To make the Berlin process a game-changer and actually further “additional real” progress, the Berlin Process needs to be more ambitious than merely supporting the enlargement policy, its flaws and inadequacies. After London, it should focus on resisting the siren call of resuming “business as usual”, a move that would barely be justifiable and at best illusory. Twenty years of enlargement policy have not produced results that would augur well for the future and the EU currently undergoes major systemic changes (with the re-nationalisation of its enlargement policy) that are a growing source of unpredictability.
As a matter of fact, rather than being a temporary brace for the EU’s enlargement policy, the Berlin process should be seen as opening new avenues.
First, its emphasis on regional cooperation could pave the way for developing a regionalised approach more amenable to collective engagement, enhanced cooperation, solidarity and trust than the “regatta” approach hitherto promoted by the EU. In fragile, economically vulnerable, post-conflict contexts, constructive competition cannot be the leitmotiv guiding the EU in the development of its differentiated relations with WB6 countries. Framing enlargement as a regional (vs. national) project (by offering more regional policies, grouping accession prospects and regionalising enlargement frameworks) would add value to WB6 endeavour towards reconciliation and regional development and keep the map of Europe free of black holes.
Secondly, building on the Berlin process, the EU’s approach should allow wider participation of WB6 countries in EU processes and funds – and not only after validation of accession preconditions. Keeping WB6 leaders busy is important, but even more important is to blur the divide between membership and non-membership through pre-accession participation. To mitigate the risks that may arise from a more differentiated pattern of vertical integration, post-accession conditionality tools as well as post-membership conditionality tools should be further developed and applied with consistency on a set of core values identified as defining European identity.

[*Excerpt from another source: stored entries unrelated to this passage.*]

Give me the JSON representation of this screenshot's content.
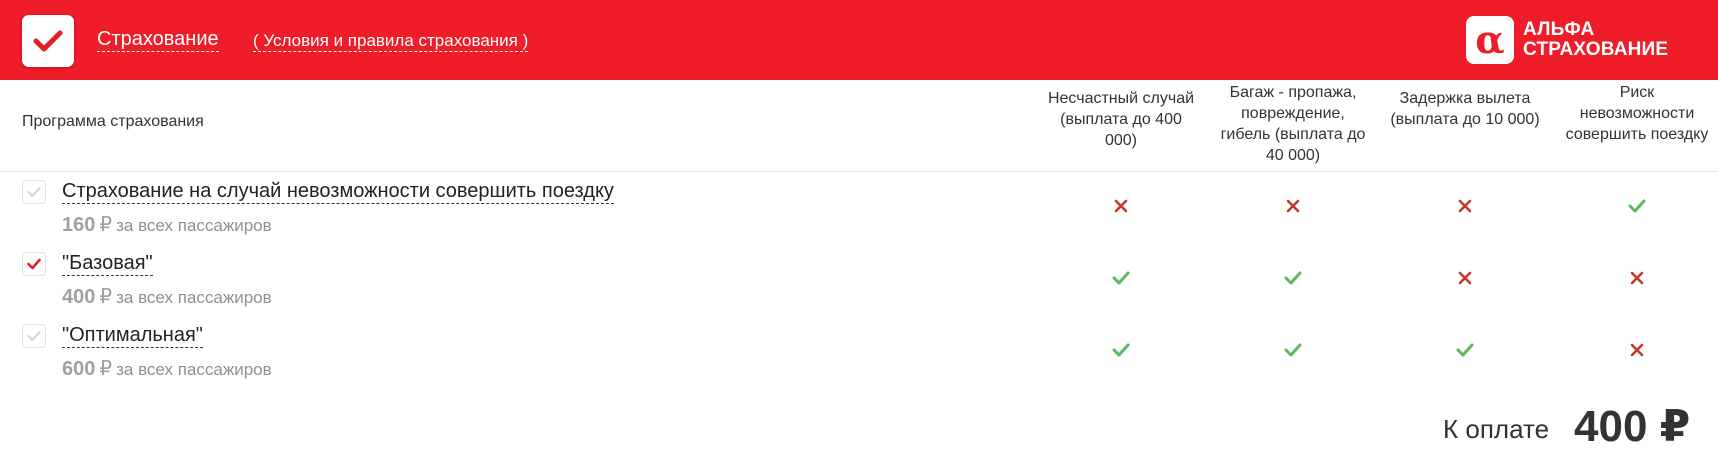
{
  "header": {
    "title": "Страхование",
    "terms_link": "( Условия и правила страхования )",
    "logo_line1": "АЛЬФА",
    "logo_line2": "СТРАХОВАНИЕ",
    "brand_color": "#ef1c29"
  },
  "table": {
    "program_header": "Программа страхования",
    "columns": [
      "Несчастный случай (выплата до 400 000)",
      "Багаж - пропажа, повреждение, гибель (выплата до 40 000)",
      "Задержка вылета (выплата до 10 000)",
      "Риск невозможности совершить поездку"
    ],
    "rows": [
      {
        "title": "Страхование на случай невозможности совершить поездку",
        "price": "160",
        "currency": "₽",
        "note": "за всех пассажиров",
        "selected": false,
        "coverage": [
          "cross-icon",
          "cross-icon",
          "cross-icon",
          "check-icon"
        ]
      },
      {
        "title": "\"Базовая\"",
        "price": "400",
        "currency": "₽",
        "note": "за всех пассажиров",
        "selected": true,
        "coverage": [
          "check-icon",
          "check-icon",
          "cross-icon",
          "cross-icon"
        ]
      },
      {
        "title": "\"Оптимальная\"",
        "price": "600",
        "currency": "₽",
        "note": "за всех пассажиров",
        "selected": false,
        "coverage": [
          "check-icon",
          "check-icon",
          "check-icon",
          "cross-icon"
        ]
      }
    ]
  },
  "total": {
    "label": "К оплате",
    "value": "400 ₽"
  },
  "colors": {
    "check_green": "#5cb85c",
    "cross_red": "#c0392b",
    "selected_check": "#e31e24"
  }
}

Finally, the Berlin Process shows that enlargement, rather than being a technical box-ticking process, is a political battle. Embracing the politicisation of enlargement as a new reality could and should be a source of constructive cleavages in WB6 politics – beyond the simplistic Europhile vs. Eurosceptical divide. Viewing enlargement as a regional rather than national project could be one these constructive cleavages. Transnational mobilisation along such lines, questioning the EU’s approach while supporting European integration, are necessary to divert WB6 (and EU) citizens from ethnopolitics and advance togetherness. The role of civil society and transnational networks is essential here, as is the capacity of the EU to recover its power to inspire.